5. It should be noted that since Portugal joined the euro and Banco de Portugal was integrated into the Eurosystem, the Bank’s areas of intervention have been widened, and the qualification requirements of its staff have become more stringent. Despite the extension of tasks, Banco de Portugal has progressively reduced its staff. The number of staff members went down from 1,826 (end-1999) to 1,689 (end-2011). The latter figure already includes the recruitment drive under the organisational restructuring for the Bank’s new tasks in banking supervision. Optimisation and rationalisation of human resources is hence an objective pursued at the Bank, culminating with the adoption of a series of containment measures with structural repercussions on personnel costs last year. From a multi-annual standpoint, the trend of personnel expenses from 2005 to 2011, in which the number of staff remained generally stable, clearly illustrates the results of this salary containment policy. Costs in this period declined by around 4.5% in nominal terms, representing a decline of around 17% in real terms.
6. It was never the intention of Banco de Portugal to circumvent the efforts implied by the State Budget Law, much less use the principle of independence for that. However, Banco de Portugal cannot accept responsibility for a salary decision that it cannot legally make.
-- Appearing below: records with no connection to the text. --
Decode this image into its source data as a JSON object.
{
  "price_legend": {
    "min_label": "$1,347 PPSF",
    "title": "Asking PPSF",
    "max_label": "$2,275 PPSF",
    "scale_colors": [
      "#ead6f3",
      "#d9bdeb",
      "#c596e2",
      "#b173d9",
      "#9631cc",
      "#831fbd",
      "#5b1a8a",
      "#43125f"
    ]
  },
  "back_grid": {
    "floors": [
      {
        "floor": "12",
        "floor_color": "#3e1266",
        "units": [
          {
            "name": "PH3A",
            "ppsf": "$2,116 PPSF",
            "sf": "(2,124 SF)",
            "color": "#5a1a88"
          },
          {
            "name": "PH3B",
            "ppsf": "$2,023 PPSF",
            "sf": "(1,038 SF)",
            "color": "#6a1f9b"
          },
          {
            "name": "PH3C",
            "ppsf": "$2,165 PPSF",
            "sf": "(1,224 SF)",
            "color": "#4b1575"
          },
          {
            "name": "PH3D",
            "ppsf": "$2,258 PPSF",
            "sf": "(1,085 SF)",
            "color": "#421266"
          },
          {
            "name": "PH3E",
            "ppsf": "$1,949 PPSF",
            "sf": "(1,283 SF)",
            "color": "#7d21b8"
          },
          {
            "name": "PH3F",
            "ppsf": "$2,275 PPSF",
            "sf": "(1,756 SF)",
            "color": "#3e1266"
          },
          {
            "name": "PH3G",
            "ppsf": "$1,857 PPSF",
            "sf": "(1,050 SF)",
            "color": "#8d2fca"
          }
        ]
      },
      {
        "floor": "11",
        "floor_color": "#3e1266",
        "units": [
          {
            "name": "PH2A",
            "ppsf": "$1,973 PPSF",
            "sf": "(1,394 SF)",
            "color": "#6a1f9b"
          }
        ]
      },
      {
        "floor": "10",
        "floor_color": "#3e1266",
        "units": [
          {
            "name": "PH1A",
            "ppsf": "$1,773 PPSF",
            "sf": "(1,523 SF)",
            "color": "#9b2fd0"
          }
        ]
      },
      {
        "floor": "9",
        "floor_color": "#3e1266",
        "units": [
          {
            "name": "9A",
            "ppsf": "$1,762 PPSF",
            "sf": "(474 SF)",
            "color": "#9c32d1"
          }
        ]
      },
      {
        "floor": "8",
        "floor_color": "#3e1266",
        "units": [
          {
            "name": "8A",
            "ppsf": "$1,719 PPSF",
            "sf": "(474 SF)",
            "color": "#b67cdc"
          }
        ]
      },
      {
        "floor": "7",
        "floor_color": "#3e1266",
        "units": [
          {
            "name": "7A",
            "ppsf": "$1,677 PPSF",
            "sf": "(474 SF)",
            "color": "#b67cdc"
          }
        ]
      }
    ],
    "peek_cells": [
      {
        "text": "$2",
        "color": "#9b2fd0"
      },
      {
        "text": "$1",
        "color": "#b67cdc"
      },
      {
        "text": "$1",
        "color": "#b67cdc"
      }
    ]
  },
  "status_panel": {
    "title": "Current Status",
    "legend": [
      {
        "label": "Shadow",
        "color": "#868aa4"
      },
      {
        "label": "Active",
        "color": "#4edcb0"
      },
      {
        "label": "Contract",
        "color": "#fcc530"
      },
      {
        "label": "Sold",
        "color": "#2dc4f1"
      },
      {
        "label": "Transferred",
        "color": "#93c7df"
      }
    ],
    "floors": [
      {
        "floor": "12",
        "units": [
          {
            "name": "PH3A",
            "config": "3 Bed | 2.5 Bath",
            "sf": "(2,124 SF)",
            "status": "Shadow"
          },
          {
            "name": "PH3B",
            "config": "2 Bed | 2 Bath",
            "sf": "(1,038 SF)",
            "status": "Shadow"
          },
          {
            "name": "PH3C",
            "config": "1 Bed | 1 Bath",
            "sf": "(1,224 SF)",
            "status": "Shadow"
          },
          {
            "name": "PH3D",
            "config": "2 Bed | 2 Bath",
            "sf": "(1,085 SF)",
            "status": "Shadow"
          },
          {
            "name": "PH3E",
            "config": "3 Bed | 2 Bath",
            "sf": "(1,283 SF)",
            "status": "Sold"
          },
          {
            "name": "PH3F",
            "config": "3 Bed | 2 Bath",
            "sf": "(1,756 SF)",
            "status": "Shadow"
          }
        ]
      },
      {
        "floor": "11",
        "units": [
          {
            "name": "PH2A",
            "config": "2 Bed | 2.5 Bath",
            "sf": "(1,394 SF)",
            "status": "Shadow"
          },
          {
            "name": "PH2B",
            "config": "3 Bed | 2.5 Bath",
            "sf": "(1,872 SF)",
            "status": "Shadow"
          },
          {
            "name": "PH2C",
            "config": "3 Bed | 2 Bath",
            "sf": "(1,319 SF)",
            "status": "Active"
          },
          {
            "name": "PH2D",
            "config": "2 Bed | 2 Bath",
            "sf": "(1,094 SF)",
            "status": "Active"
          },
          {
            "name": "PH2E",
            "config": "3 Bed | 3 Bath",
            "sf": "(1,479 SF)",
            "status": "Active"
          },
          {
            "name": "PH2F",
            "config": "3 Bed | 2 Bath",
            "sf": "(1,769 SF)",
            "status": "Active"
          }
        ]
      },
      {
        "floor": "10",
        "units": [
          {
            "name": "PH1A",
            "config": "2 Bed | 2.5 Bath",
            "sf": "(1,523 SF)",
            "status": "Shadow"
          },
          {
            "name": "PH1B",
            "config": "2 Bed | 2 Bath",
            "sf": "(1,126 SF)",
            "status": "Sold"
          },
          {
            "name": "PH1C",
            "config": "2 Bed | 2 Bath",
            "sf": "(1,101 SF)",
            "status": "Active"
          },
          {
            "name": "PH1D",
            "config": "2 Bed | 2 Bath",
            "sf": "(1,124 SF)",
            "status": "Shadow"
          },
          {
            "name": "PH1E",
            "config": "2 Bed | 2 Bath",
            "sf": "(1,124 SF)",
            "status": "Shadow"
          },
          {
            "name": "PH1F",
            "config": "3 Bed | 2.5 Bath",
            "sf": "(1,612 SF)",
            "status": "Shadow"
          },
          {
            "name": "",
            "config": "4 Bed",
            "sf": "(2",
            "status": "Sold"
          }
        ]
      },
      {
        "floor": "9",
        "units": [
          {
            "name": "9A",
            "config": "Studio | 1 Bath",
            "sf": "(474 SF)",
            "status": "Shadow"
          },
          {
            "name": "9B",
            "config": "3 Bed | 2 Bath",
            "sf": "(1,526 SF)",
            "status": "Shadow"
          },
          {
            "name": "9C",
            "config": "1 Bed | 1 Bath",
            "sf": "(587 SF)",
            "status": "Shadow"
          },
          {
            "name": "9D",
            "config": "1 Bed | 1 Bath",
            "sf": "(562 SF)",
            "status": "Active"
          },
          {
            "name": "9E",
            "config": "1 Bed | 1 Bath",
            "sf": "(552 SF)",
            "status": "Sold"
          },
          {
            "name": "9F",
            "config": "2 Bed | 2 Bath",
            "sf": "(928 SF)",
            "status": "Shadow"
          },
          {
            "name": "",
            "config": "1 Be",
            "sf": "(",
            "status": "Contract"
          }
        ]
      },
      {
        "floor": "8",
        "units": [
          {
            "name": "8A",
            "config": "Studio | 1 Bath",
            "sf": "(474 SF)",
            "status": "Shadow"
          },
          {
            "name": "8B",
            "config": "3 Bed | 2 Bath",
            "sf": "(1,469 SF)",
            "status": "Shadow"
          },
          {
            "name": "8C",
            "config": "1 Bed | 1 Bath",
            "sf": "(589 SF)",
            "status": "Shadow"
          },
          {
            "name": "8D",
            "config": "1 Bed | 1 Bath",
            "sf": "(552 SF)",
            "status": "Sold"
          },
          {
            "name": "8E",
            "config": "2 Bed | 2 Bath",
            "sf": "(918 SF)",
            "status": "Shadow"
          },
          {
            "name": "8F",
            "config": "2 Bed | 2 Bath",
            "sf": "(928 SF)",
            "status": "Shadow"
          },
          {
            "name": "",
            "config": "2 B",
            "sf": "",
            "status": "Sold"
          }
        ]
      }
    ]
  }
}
7. Pursuant to this principle, as an autonomous institution Banco de Portugal is prepared to decide on the suspension of the holiday and Christmas subsidies of its employees, in similar conditions as those applicable to the public sector, so long as the competent authorities consider the possibility, after due consultation with the ECB, of adopting legislative provisions authorising it, by way of derogation from the obligations provided for in the employment law and the relevant collective bargaining agreements. Banco de Portugal is thus fully open to defining such solutions, as an alternative to the previously mentioned measures of equivalent effect.